According to the report, nearly 80 percent of respondents say diversity of perspective is the most important element to board effectiveness but that board composition should not be imposed by regulation. When asked whether there should be a limit to the number of boards on which directors can serve, 76 percent say companies or their boards should have the discretion to impose such caps. A further 16 percent say there shouldn’t be any limits at all, while only 8 percent are in favor of federal regulation of overboarding.
The survey further reveals that boards are playing an active role in – and are actively concerned about – shareholder relationships. Eight out of 10 agree that meeting with shareholders is a governance best practice that helps gain shareholder support.

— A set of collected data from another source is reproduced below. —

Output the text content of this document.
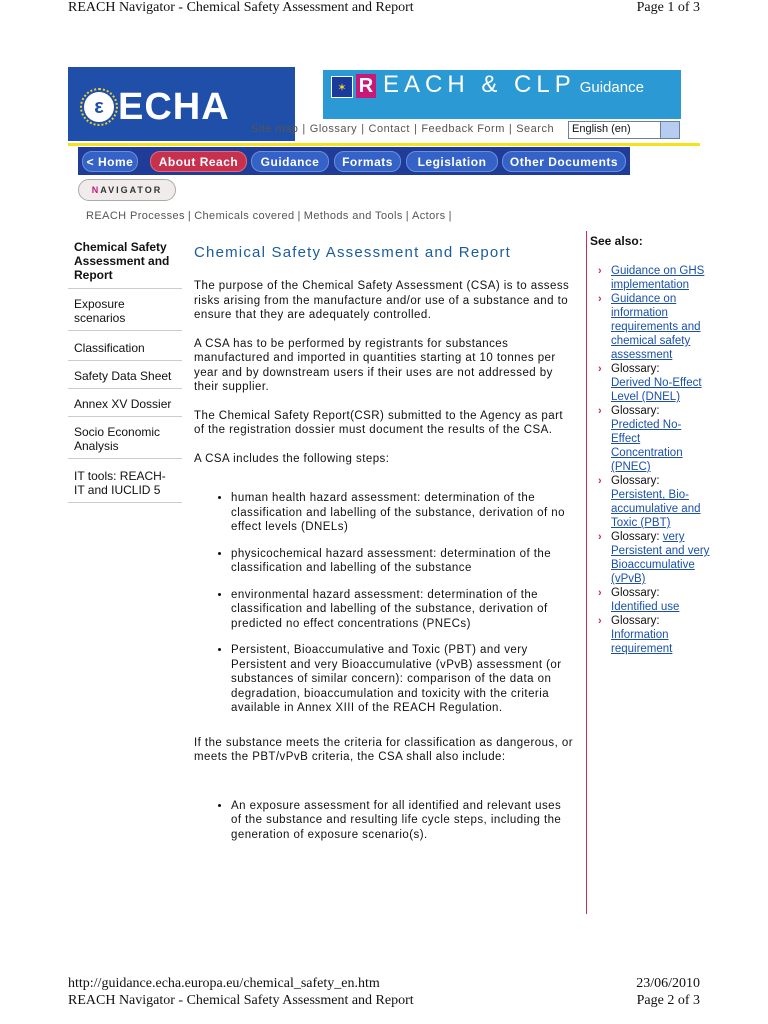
REACH Navigator - Chemical Safety Assessment and Report	Page 1 of 3
ε ECHA	✶ R EACH & CLP Guidance
Site map | Glossary | Contact | Feedback Form | Search English (en)
< Home	About Reach	Guidance	Formats	Legislation	Other Documents
N AVIGATOR
REACH Processes | Chemicals covered | Methods and Tools | Actors |
Chemical Safety Assessment and Report
Exposure scenarios
Classification
Safety Data Sheet
Annex XV Dossier
Socio Economic Analysis
IT tools: REACH-IT and IUCLID 5
Chemical Safety Assessment and Report

The purpose of the Chemical Safety Assessment (CSA) is to assess risks arising from the manufacture and/or use of a substance and to ensure that they are adequately controlled.

A CSA has to be performed by registrants for substances manufactured and imported in quantities starting at 10 tonnes per year and by downstream users if their uses are not addressed by their supplier.

The Chemical Safety Report(CSR) submitted to the Agency as part of the registration dossier must document the results of the CSA.

A CSA includes the following steps:

• human health hazard assessment: determination of the classification and labelling of the substance, derivation of no effect levels (DNELs)
• physicochemical hazard assessment: determination of the classification and labelling of the substance
• environmental hazard assessment: determination of the classification and labelling of the substance, derivation of predicted no effect concentrations (PNECs)
• Persistent, Bioaccumulative and Toxic (PBT) and very Persistent and very Bioaccumulative (vPvB) assessment (or substances of similar concern): comparison of the data on degradation, bioaccumulation and toxicity with the criteria available in Annex XIII of the REACH Regulation.

If the substance meets the criteria for classification as dangerous, or meets the PBT/vPvB criteria, the CSA shall also include:

• An exposure assessment for all identified and relevant uses of the substance and resulting life cycle steps, including the generation of exposure scenario(s).
See also:
› Guidance on GHS implementation
› Guidance on information requirements and chemical safety assessment
› Glossary:
Derived No-Effect Level (DNEL)
› Glossary:
Predicted No-Effect Concentration (PNEC)
› Glossary:
Persistent, Bio-accumulative and Toxic (PBT)
› Glossary: very Persistent and very Bioaccumulative (vPvB)
› Glossary:
Identified use
› Glossary:
Information requirement
http://guidance.echa.europa.eu/chemical_safety_en.htm	23/06/2010
REACH Navigator - Chemical Safety Assessment and Report	Page 2 of 3
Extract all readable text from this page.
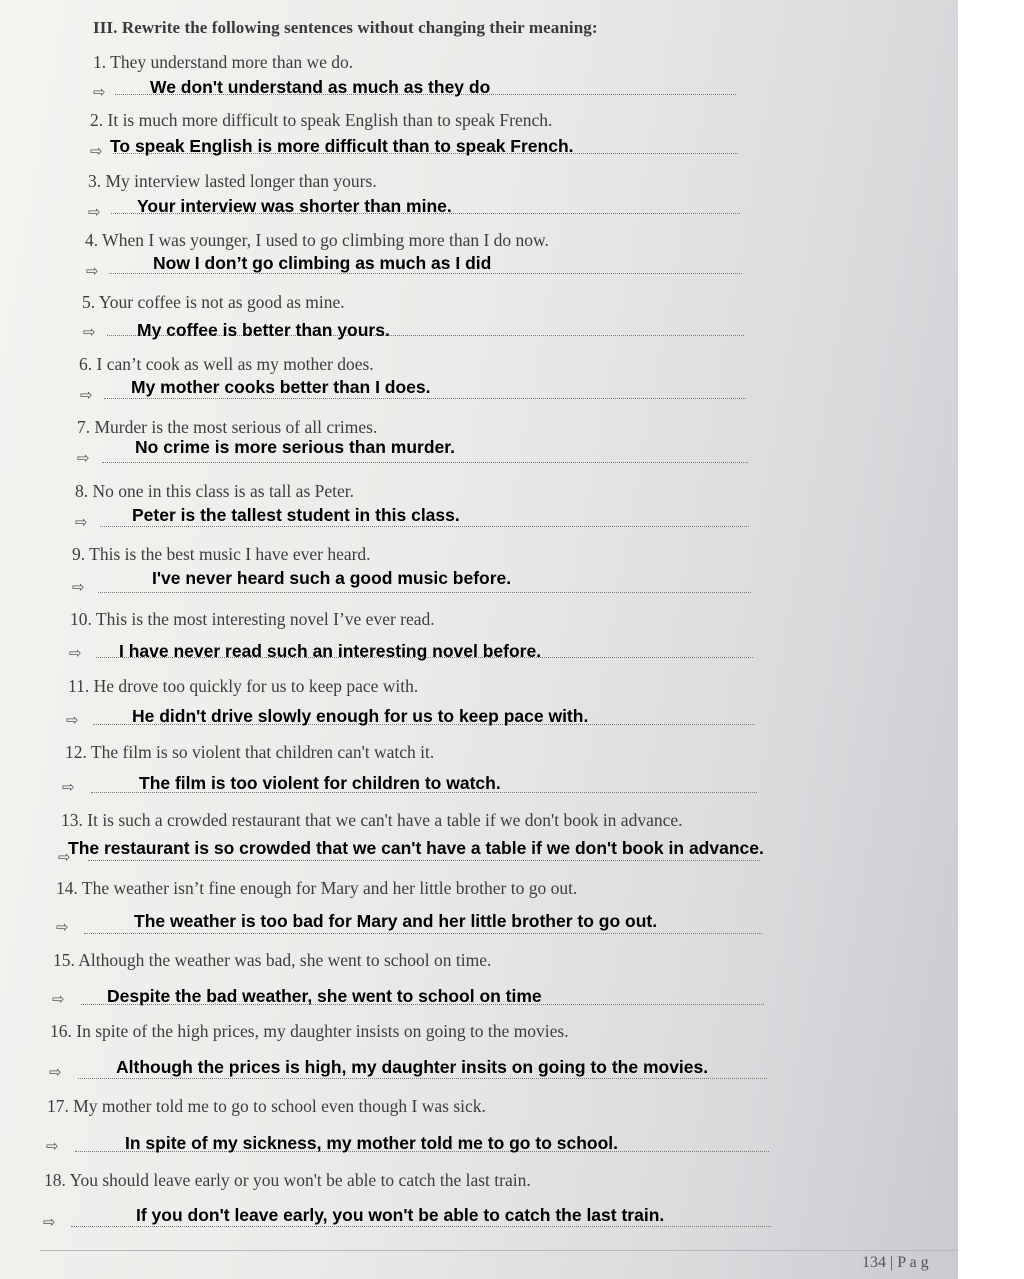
III. Rewrite the following sentences without changing their meaning:
1. They understand more than we do.
⇨	We don't understand as much as they do
2. It is much more difficult to speak English than to speak French.
⇨ To speak English is more difficult than to speak French.
3. My interview lasted longer than yours.
⇨ Your interview was shorter than mine.
4. When I was younger, I used to go climbing more than I do now.
⇨	Now I don’t go climbing as much as I did
5. Your coffee is not as good as mine.
⇨ My coffee is better than yours.
6. I can’t cook as well as my mother does.
⇨ My mother cooks better than I does.
7. Murder is the most serious of all crimes.
⇨
No crime is more serious than murder.
8. No one in this class is as tall as Peter.
⇨	Peter is the tallest student in this class.
9. This is the best music I have ever heard.
⇨	I've never heard such a good music before.
10. This is the most interesting novel I’ve ever read.
⇨ I have never read such an interesting novel before.
11. He drove too quickly for us to keep pace with.
⇨	He didn't drive slowly enough for us to keep pace with.
12. The film is so violent that children can't watch it.
⇨	The film is too violent for children to watch.
13. It is such a crowded restaurant that we can't have a table if we don't book in advance.
⇨
The restaurant is so crowded that we can't have a table if we don't book in advance.
14. The weather isn’t fine enough for Mary and her little brother to go out.
⇨	The weather is too bad for Mary and her little brother to go out.
15. Although the weather was bad, she went to school on time.
⇨ Despite the bad weather, she went to school on time
16. In spite of the high prices, my daughter insists on going to the movies.
⇨	Although the prices is high, my daughter insits on going to the movies.
17. My mother told me to go to school even though I was sick.
⇨	In spite of my sickness, my mother told me to go to school.
18. You should leave early or you won't be able to catch the last train.
⇨	If you don't leave early, you won't be able to catch the last train.
134 | P a g
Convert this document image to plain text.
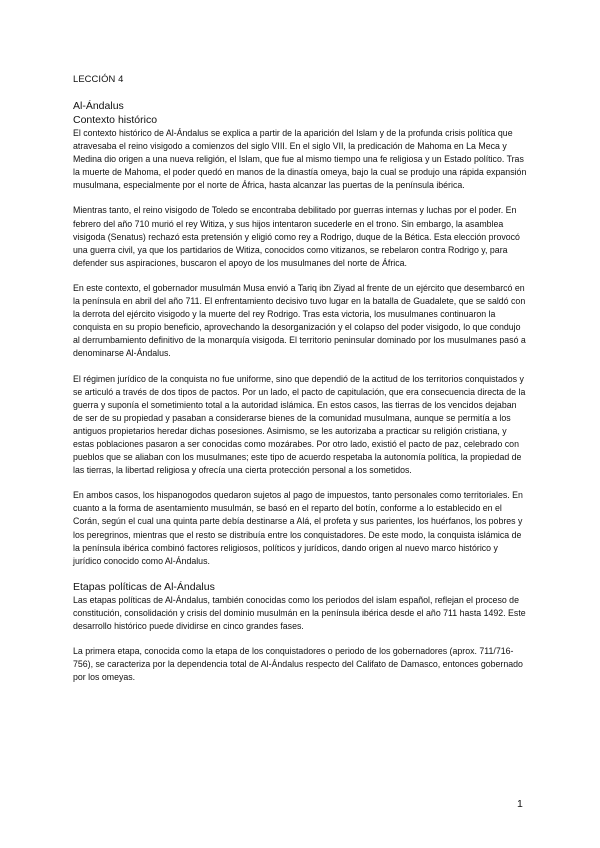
LECCIÓN 4
Al-Ándalus
Contexto histórico

El contexto histórico de Al-Ándalus se explica a partir de la aparición del Islam y de la profunda crisis política que atravesaba el reino visigodo a comienzos del siglo VIII. En el siglo VII, la predicación de Mahoma en La Meca y Medina dio origen a una nueva religión, el Islam, que fue al mismo tiempo una fe religiosa y un Estado político. Tras la muerte de Mahoma, el poder quedó en manos de la dinastía omeya, bajo la cual se produjo una rápida expansión musulmana, especialmente por el norte de África, hasta alcanzar las puertas de la península ibérica.

Mientras tanto, el reino visigodo de Toledo se encontraba debilitado por guerras internas y luchas por el poder. En febrero del año 710 murió el rey Witiza, y sus hijos intentaron sucederle en el trono. Sin embargo, la asamblea visigoda (Senatus) rechazó esta pretensión y eligió como rey a Rodrigo, duque de la Bética. Esta elección provocó una guerra civil, ya que los partidarios de Witiza, conocidos como vitizanos, se rebelaron contra Rodrigo y, para defender sus aspiraciones, buscaron el apoyo de los musulmanes del norte de África.

En este contexto, el gobernador musulmán Musa envió a Tariq ibn Ziyad al frente de un ejército que desembarcó en la península en abril del año 711. El enfrentamiento decisivo tuvo lugar en la batalla de Guadalete, que se saldó con la derrota del ejército visigodo y la muerte del rey Rodrigo. Tras esta victoria, los musulmanes continuaron la conquista en su propio beneficio, aprovechando la desorganización y el colapso del poder visigodo, lo que condujo al derrumbamiento definitivo de la monarquía visigoda. El territorio peninsular dominado por los musulmanes pasó a denominarse Al-Ándalus.

El régimen jurídico de la conquista no fue uniforme, sino que dependió de la actitud de los territorios conquistados y se articuló a través de dos tipos de pactos. Por un lado, el pacto de capitulación, que era consecuencia directa de la guerra y suponía el sometimiento total a la autoridad islámica. En estos casos, las tierras de los vencidos dejaban de ser de su propiedad y pasaban a considerarse bienes de la comunidad musulmana, aunque se permitía a los antiguos propietarios heredar dichas posesiones. Asimismo, se les autorizaba a practicar su religión cristiana, y estas poblaciones pasaron a ser conocidas como mozárabes. Por otro lado, existió el pacto de paz, celebrado con pueblos que se aliaban con los musulmanes; este tipo de acuerdo respetaba la autonomía política, la propiedad de las tierras, la libertad religiosa y ofrecía una cierta protección personal a los sometidos.

En ambos casos, los hispanogodos quedaron sujetos al pago de impuestos, tanto personales como territoriales. En cuanto a la forma de asentamiento musulmán, se basó en el reparto del botín, conforme a lo establecido en el Corán, según el cual una quinta parte debía destinarse a Alá, el profeta y sus parientes, los huérfanos, los pobres y los peregrinos, mientras que el resto se distribuía entre los conquistadores. De este modo, la conquista islámica de la península ibérica combinó factores religiosos, políticos y jurídicos, dando origen al nuevo marco histórico y jurídico conocido como Al-Ándalus.

Etapas políticas de Al-Ándalus

Las etapas políticas de Al-Ándalus, también conocidas como los periodos del islam español, reflejan el proceso de constitución, consolidación y crisis del dominio musulmán en la península ibérica desde el año 711 hasta 1492. Este desarrollo histórico puede dividirse en cinco grandes fases.

La primera etapa, conocida como la etapa de los conquistadores o periodo de los gobernadores (aprox. 711/716-756), se caracteriza por la dependencia total de Al-Ándalus respecto del Califato de Damasco, entonces gobernado por los omeyas.

1
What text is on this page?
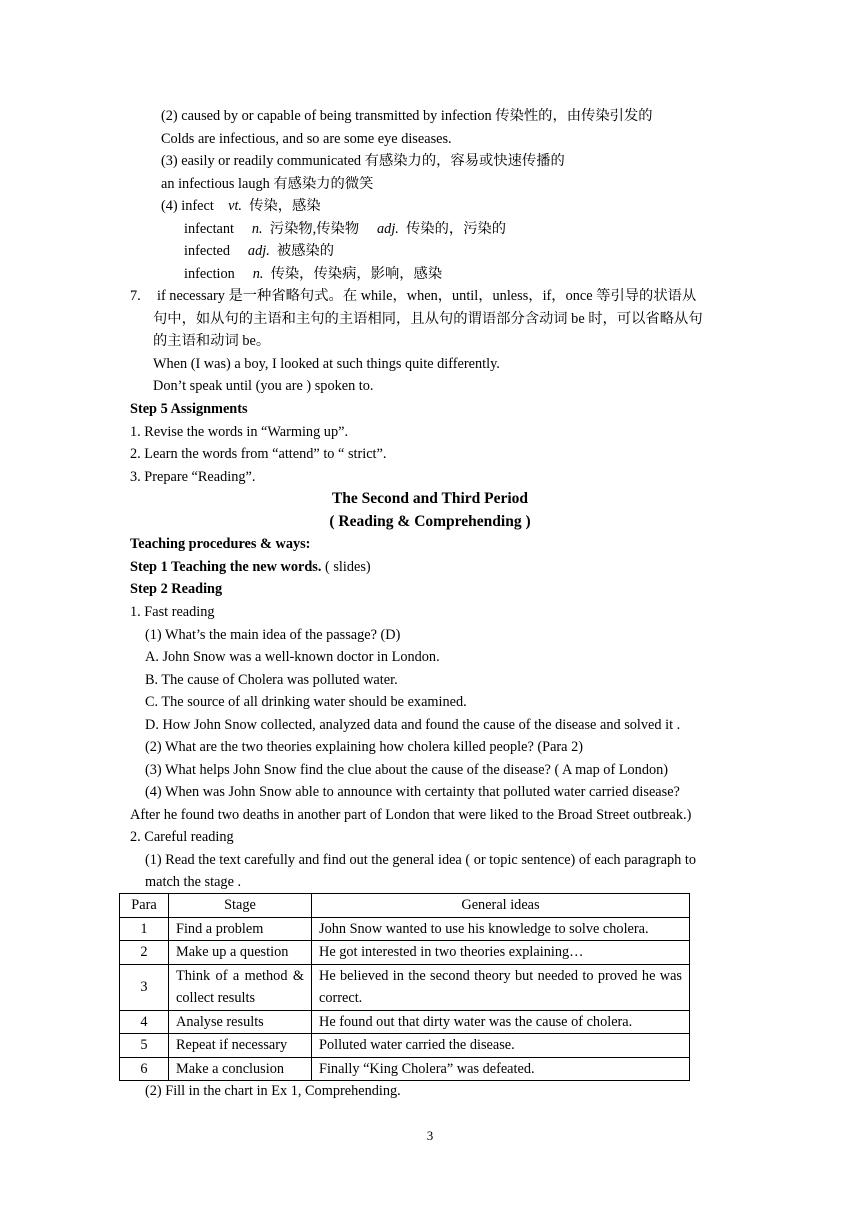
(2) caused by or capable of being transmitted by infection 传染性的，由传染引发的
Colds are infectious, and so are some eye diseases.
(3) easily or readily communicated 有感染力的，容易或快速传播的
an infectious laugh 有感染力的微笑
(4) infect vt. 传染，感染
infectant n. 污染物,传染物 adj. 传染的，污染的
infected adj. 被感染的
infection n. 传染，传染病，影响，感染
7. if necessary 是一种省略句式。在 while，when，until，unless，if，once 等引导的状语从
句中，如从句的主语和主句的主语相同，且从句的谓语部分含动词 be 时，可以省略从句
的主语和动词 be。
When (I was) a boy, I looked at such things quite differently.
Don’t speak until (you are ) spoken to.
Step 5 Assignments
1. Revise the words in “Warming up”.
2. Learn the words from “attend” to “ strict”.
3. Prepare “Reading”.
The Second and Third Period
( Reading & Comprehending )
Teaching procedures & ways:
Step 1 Teaching the new words. ( slides)
Step 2 Reading
1. Fast reading
(1) What’s the main idea of the passage? (D)
A. John Snow was a well-known doctor in London.
B. The cause of Cholera was polluted water.
C. The source of all drinking water should be examined.
D. How John Snow collected, analyzed data and found the cause of the disease and solved it .
(2) What are the two theories explaining how cholera killed people? (Para 2)
(3) What helps John Snow find the clue about the cause of the disease? ( A map of London)
(4) When was John Snow able to announce with certainty that polluted water carried disease?
After he found two deaths in another part of London that were liked to the Broad Street outbreak.)
2. Careful reading
(1) Read the text carefully and find out the general idea ( or topic sentence) of each paragraph to
match the stage .
Para	Stage	General ideas
1	Find a problem	John Snow wanted to use his knowledge to solve cholera.
2	Make up a question	He got interested in two theories explaining…
3	Think of a method & collect results	He believed in the second theory but needed to proved he was correct.
4	Analyse results	He found out that dirty water was the cause of cholera.
5	Repeat if necessary	Polluted water carried the disease.
6	Make a conclusion	Finally “King Cholera” was defeated.
(2) Fill in the chart in Ex 1, Comprehending.
3
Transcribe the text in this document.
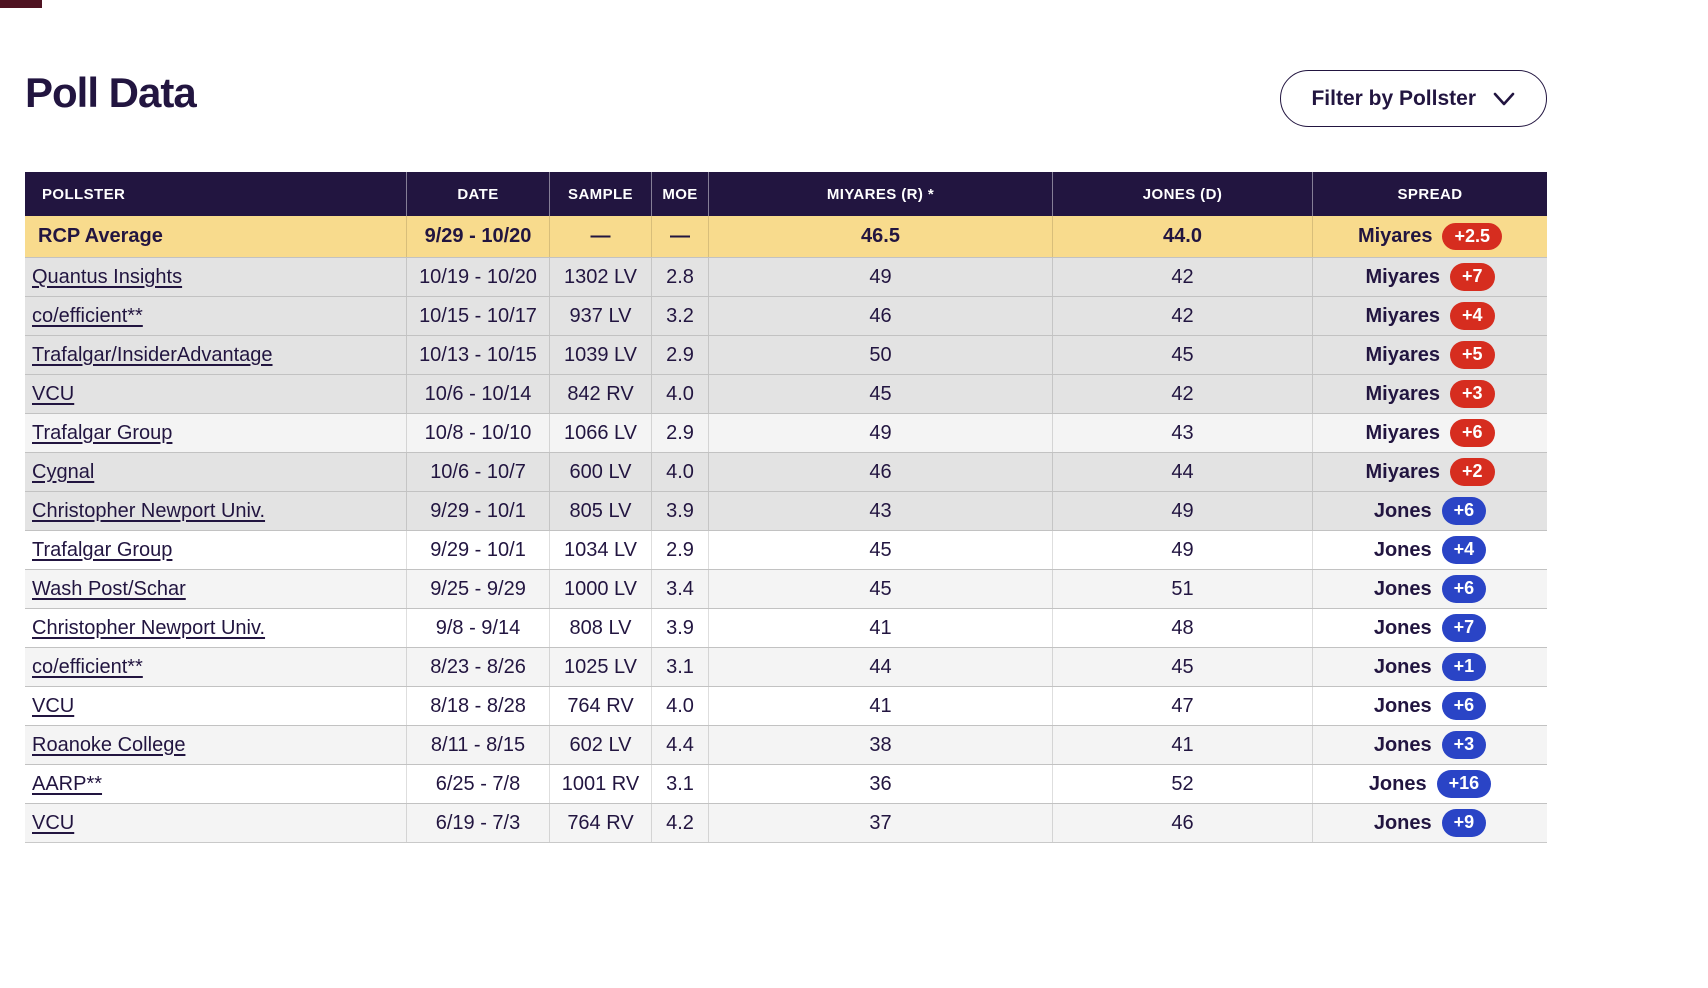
Poll Data	Filter by Pollster
POLLSTER	DATE	SAMPLE	MOE	MIYARES (R) *	JONES (D)	SPREAD
RCP Average	9/29 - 10/20	—	—	46.5	44.0	Miyares	+2.5
Quantus Insights	10/19 - 10/20	1302 LV	2.8	49	42	Miyares	+7
co/efficient**	10/15 - 10/17	937 LV	3.2	46	42	Miyares	+4
Trafalgar/InsiderAdvantage	10/13 - 10/15	1039 LV	2.9	50	45	Miyares	+5
VCU	10/6 - 10/14	842 RV	4.0	45	42	Miyares	+3
Trafalgar Group	10/8 - 10/10	1066 LV	2.9	49	43	Miyares	+6
Cygnal	10/6 - 10/7	600 LV	4.0	46	44	Miyares	+2
Christopher Newport Univ.	9/29 - 10/1	805 LV	3.9	43	49	Jones	+6
Trafalgar Group	9/29 - 10/1	1034 LV	2.9	45	49	Jones	+4
Wash Post/Schar	9/25 - 9/29	1000 LV	3.4	45	51	Jones	+6
Christopher Newport Univ.	9/8 - 9/14	808 LV	3.9	41	48	Jones	+7
co/efficient**	8/23 - 8/26	1025 LV	3.1	44	45	Jones	+1
VCU	8/18 - 8/28	764 RV	4.0	41	47	Jones	+6
Roanoke College	8/11 - 8/15	602 LV	4.4	38	41	Jones	+3
AARP**	6/25 - 7/8	1001 RV	3.1	36	52	Jones	+16
VCU	6/19 - 7/3	764 RV	4.2	37	46	Jones	+9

Sixty-six percent also discuss potential vulnerabilities to shareholder activists regularly, either at every board meeting or throughout the year. This is consistent with a recent survey from Deloitte and the Society for Corporate Governance (IRmagazine.com,4/26), which finds that a rise in shareholder activism incidents is on the minds of corporate boards.
Boards are most likely to discuss strategic planning, both long term and short term, and financial performance with shareholders, the survey finds. Accordingly, the three risk-management topics that are most frequently discussed in the boardroom are strategy, regulatory compliance and capital allocation.